The following questions are to help us reflect upon what we need mercy for.
Do I turn to God only in my need?
Do I attend Mass on Sunday and holy days of obligation?
Do I begin and end the day with prayer?
Have I taken the name of God, the Blessed Virgin, or the saints in vain?
Have I been ashamed to say that I am a Christian?
What am I doing to grow spiritually?
How do I grow spiritually? When?
Do I resist God’s will? Do I insist that he does things my way?
About my neighbour
Do I know how to forgive, share with and help my neighbour?
Have I slandered, stolen from or scorned the poor and defenceless?
Am I envious, hot-tempered or prejudiced?
Do I care for the poor and the sick?
Am I honest and fair with everyone, or do I foster a “throwaway culture”?
Have I led others to do evil?
Do I observe the marriage and family morality taught in the Gospel?
How do I fulfil my responsibility for my children’s education?
Do I honour and respect my parents?
Have I rejected a newly conceived life?
Do I respect the environment?
Do I respect my neighbours property?
Am I a believer who is somewhat worldly and only somewhat believing?
Do I overindulge in eating, drinking, smoking, or being entertained?
Am I overly concerned about my physical well-being and my possessions?
How do I use my time?
Am I lazy?
Do I desire to be served?
Do I love and safeguard purity in my heart, thoughts and deeds?
Do I plot vengeance or harbor resentments?
Am I gentle and humble?
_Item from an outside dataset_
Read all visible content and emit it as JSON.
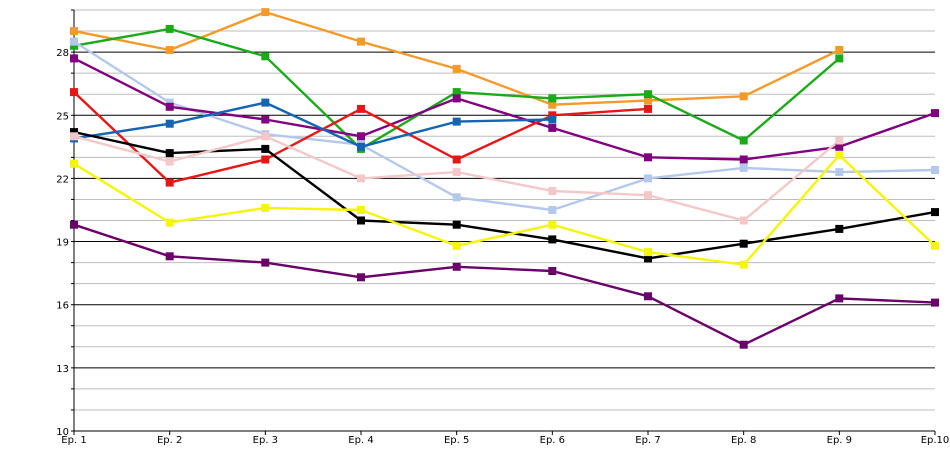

A peacemaker?
Now we will examine ourselves about the concrete actions that mercy requires and by which we will be judged: The following questions come from the document Misericordiae Vultus:
Have I given food to the hungry and drink to the thirsty?
Have I welcomed the stranger and clothed the naked?
Have I set aside time and had the courage to visit the sick and the imprisoned?
Have I helped anyone be released from doubts that make him or her fearful and that are often the source of loneliness?
Have I supported the education of others, especially the young?
Have I instructed those who are far from God about the need for conversion?
Have I been a neighbour to someone who is lonely and afflicted?
Have I forgiven those who offend me and resisted every kind of resentment and hate?
Have I been patient with others based on the example of God who is so patient with us?
Have I commended my brothers and sisters to prayer.